Colleges, universities and district school boards use learning management systems like Blackboard or Moodle to post course material, assignments and assessment feedback online, explained Mensink.
“There’s different companies that have these learning management systems that universities can subscribe to, but there are also ones that are open source, and universities can sort of modify them as they want," explained Mensink. “Western uses something called Sakai, which is an open source format that OWL is sort of laid on top of”.
Learning management systems are beneficial because they allow students to continually access feedback from their assignments online, said Mensink.
“Because instructors give feedback online, you can access it wherever you are, or go back to it whenever you want," he added. “It’s sort of held there permanently for you to go back and look at your feedback, instead of having some hardcopy buried underneath your desk.”
In the study, researchers looked at learning management systems used at Queen’s University Belfast and discovered that over a third of assessment feedback files were never accessed by students, equating to over 500 different pieces of feedback.
Mensink explained how feedback is a core part of the learning cycle, as students can review where they missed marks and apply this information to their course material and future studies.
“Looking at feedback online, you can see what you could do in the future to become a better student," said Mensink. “That’s the whole idea with learning … slowly, step-by-step, you are gaining new knowledge.”
Mensink then determined which factors drive students to open feedback. This is a multifaceted issue, as it may depend on the marks students get, the weight of the assignments and when assignments are placed in the semester.
The study found that assignments with deadlines earlier in the semester were viewed more often than those later in the semester.
“A lot of those really largely weighted assignments are normally at the end of the year,” explained Mensink. “If you get your mark on a major assignment at the end of the semester, you may not believe that you can use any of this feedback to help you in the future, so what’s the point of looking at it?”
Mensink says that if assignments were broken up throughout the semester, students may be more inclined to read feedback and apply it to a bigger assignment.
The study also found strong gender-specific differences in how students accessed feedback, which were also dependent on their academic performance.

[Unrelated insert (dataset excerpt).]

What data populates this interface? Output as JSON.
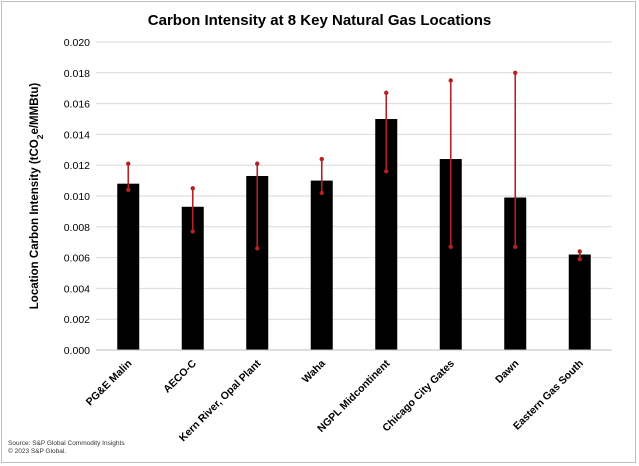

Regardless of a particular mark or how much an assignment was weighed, male students with a lower grade average were less likely to access online feedback. This is particularly concerning, as students who are performing poorly academically are the ones who probably need feedback the most, explained Mensink.
However, this wasn’t the case for female students.
“There was only a very weak and highly variable effect in terms of if they were poor students overall when it came to females; they still accessed feedback close to the same rates they did when they were doing really well," explained Mensink.
One solution is to embed grades into online feedback files, so students would have to open assignment feedback to obtain their mark.
Using this strategy, the study found that the amount of unopened feedback files dropped to 17 per cent, while males were more than 27 per cent more likely to open online feedback files.
Mensink now wants to determine whether this is an issue at Western, and discover ways students can better access feedback files at the university. To solve this issue, he suggests looking at how learning management systems are designed, and trying to release feedback before receiving a mark on systems like OWL.